We all live in a “time-constrained” world. Many, if not most, of our members are working moms. This is stress of the first magnitude.

The reason we are time-constrained is that we let it happen. If we are on “the treadmill;’ we let it happen. It was our choice. Never let it be said, ” I just don’t have the time.” What we are really saying is, ” I choose not to spend my time that way.”

Everyone has the same amount of time. I don’t have more than you, you don’t have more than I. It is a question of how we choose to spend that time.

There are few among us who do not live prosperous, and by the majority of the world’s standards, kingly lives. We drive expensive cars, live in large homes, spend thousands on entertainment and vacations. After all we do need that $40,000 SUV for Bible school trips, don’t we? That spiffy new flat screen TV is just the thing for the new family room. What’s another credit card debt? The kids really do need to go to that more expensive university. I need to work endless hours to get that promotion. The list goes on.

Doing with less

Who among us can’t do with less?

This is not to say that prosperity is evil in and of itself. The love of money can be as strong for the poor as the wealthy. The poor widow gave of her want, not of her abundance.

We should be prepared to give until it is inconvenient for us. This is the meaning of the “widow’s mite.”

We in North America have been blessed with a superabundance of material wealth previously unknown to the world. The task is being a faithful steward of what we have been blessed with by God.

Conclusion

Being a faithful steward of the resources God has blessed us with has real meaning for the spiritual welfare of the believer and the whole ecclesia. If we are only concerned with ourselves and our well-being, we have our “reward.” If our concern is for the welfare of others, we’re now on the right track.
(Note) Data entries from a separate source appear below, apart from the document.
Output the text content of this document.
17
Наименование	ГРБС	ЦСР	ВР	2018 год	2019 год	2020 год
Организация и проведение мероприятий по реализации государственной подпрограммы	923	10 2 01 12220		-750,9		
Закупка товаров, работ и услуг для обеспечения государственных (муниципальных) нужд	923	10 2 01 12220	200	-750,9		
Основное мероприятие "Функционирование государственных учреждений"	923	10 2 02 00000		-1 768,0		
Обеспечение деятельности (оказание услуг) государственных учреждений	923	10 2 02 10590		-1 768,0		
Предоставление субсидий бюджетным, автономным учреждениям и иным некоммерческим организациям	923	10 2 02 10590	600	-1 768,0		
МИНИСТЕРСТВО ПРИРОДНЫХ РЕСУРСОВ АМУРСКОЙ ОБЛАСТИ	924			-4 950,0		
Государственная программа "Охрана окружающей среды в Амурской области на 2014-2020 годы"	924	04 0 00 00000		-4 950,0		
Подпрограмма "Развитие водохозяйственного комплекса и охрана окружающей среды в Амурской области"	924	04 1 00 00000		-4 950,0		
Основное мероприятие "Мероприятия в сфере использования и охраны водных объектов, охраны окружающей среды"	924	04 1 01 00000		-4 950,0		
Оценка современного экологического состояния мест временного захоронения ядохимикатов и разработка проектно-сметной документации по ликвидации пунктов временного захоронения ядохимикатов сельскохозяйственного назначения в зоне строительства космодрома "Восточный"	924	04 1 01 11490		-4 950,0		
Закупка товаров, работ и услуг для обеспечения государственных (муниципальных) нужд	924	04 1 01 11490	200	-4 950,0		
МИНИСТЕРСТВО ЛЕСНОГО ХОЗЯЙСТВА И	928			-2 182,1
We don’t (or shouldn’t) do things out of a sense of “obligation,” “duty,” or because “it’s my turn.”

If we do these acts of kindness hoping somehow this will be “good for me in the long run,” maybe they’ll do something nice for me one day, these good deeds, while “good” and useful, are not acts of faith. This is not what the Lord wants from us. He wants the spontaneous acts of self-sacrifice born of a faith that expects nothing in return. This is the principle of the Atonement.

Let’s not wait for some large opportunity to help someone. No waiting for committee assignments. These things, while important in and of themselves, are not the faith-growing experiences that your spontaneous acts of self-sacrifice are — the small, practical things we all can do are what will knit us together as a true and vibrant ecclesial family to the glory of God.

Do we have problems in the ecclesia? What ecclesia does not? Will it ever be perfect? Of course not. Can it be a living, growing faithful family to the glory of God? Yes it can. But we have to take action. It won’t happen by itself, or with the words, “if there’s anything I can do for you, please let me know. I’m there for you.”